America-as-Idea: A Fiction With Many Uses

• Jack Kerwick

Your average American generally and your average flag-waving, parade-attending American specifically, is likely to be unaware of two facts.

First, when Republicans and Democrats, "liberals" and "conservatives," in government and Big Media reference America, they have something very different in mind than that entertained by everyday Americans when the latter refer to their country.

Secondly, Republicans and Democrats, "liberals" and "conservatives," in government and Big Media, despite the appearance of consistent disagreement, actually endorse one and the same conception of America.  It is the conception of America that, for reasons that will later be disclosed, is championed by the Mono-Party, the Regime, or, as I call it, the Big GAME (Government-Academic-Media-Entertainment complex).

From this stance, America is an Idea.

America is depicted as the first and only nation in all of human history to have been "founded" upon a "principle" or "proposition."

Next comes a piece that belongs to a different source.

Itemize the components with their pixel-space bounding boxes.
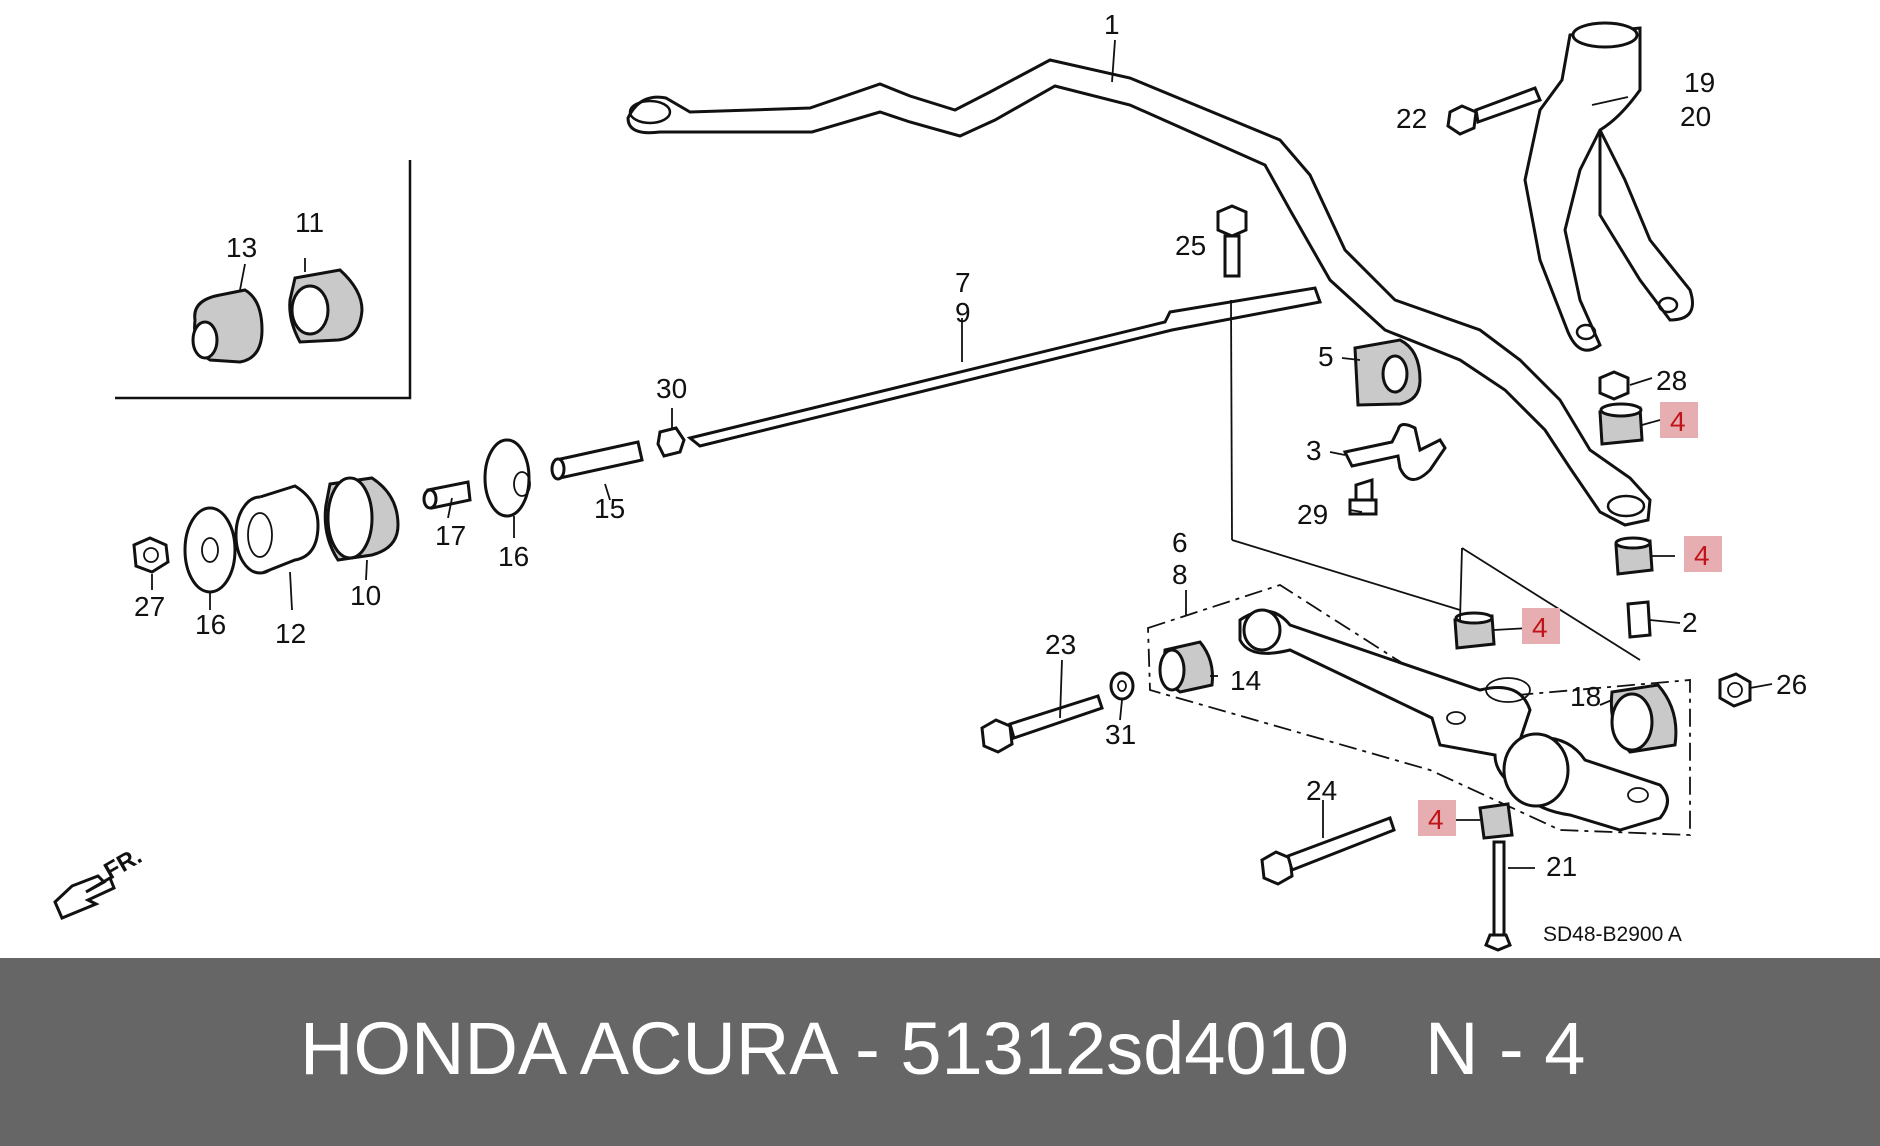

Thus, like any other idea, like any other mental phenomenon, it is fundamentally immaterial.  What this in turn means is that while America is typically identified with certain particulars like a landmass, a government, a legal order, etc., ultimately it is a trans-historical, trans-cultural Idea that just happens to be instantiated—imperfectly instantiated—in such contingent, material forms.

In the last analysis, then, America is an Idea that, as such, is borderless.

As to the exact character of this Idea, proponents differ amongst themselves. Usually, however, America is conceived as a creed affirming "human rights," "Democracy," ideals of Freedom and Equality, or something along the lines of these abstractions.  But however its proponents decide to construe the Idea, they agree that America's identity is anchored in this timeless, immutable Essence.

This Idea or Essence is also normative.  It is ethical: The Idea is something to which all human beings the planet over should aspire.

In this vision of America-as-Idea, we see ontology and ethics converge seamlessly: America, ultimately, is a moral reality.

America-as-Idea also implicates its own peculiar epistemology.  Because the Idea purports to be a timeless object of discovery, it is said, as Jefferson says of our "unalienable rights," that it is "self-evident."

That is, the epistemology is unmistakably and inevitably rationalist.  Knowledge of the Idea is a priori, independent of experience. Hence, in theory, it is accessible to all rational creatures in all places and at all times.

This conception of America is the official, contemporary understanding promoted by The Big GAME, the Regime.  It is the vision of leftist ideologues and the Deputized Right, of "progressivism" and Big Conservatism (the Big Con) alike.

The question as to why or how it is that partisans of seemingly different stripes have managed to coalesce around the same conception of America can be answered easily enough even on the dubious assumption that such partisans really are of different stripes:

From the vantage of America-as-Idea, America is an ideological or creedal nation.

In other words, America so conceived is an ideology.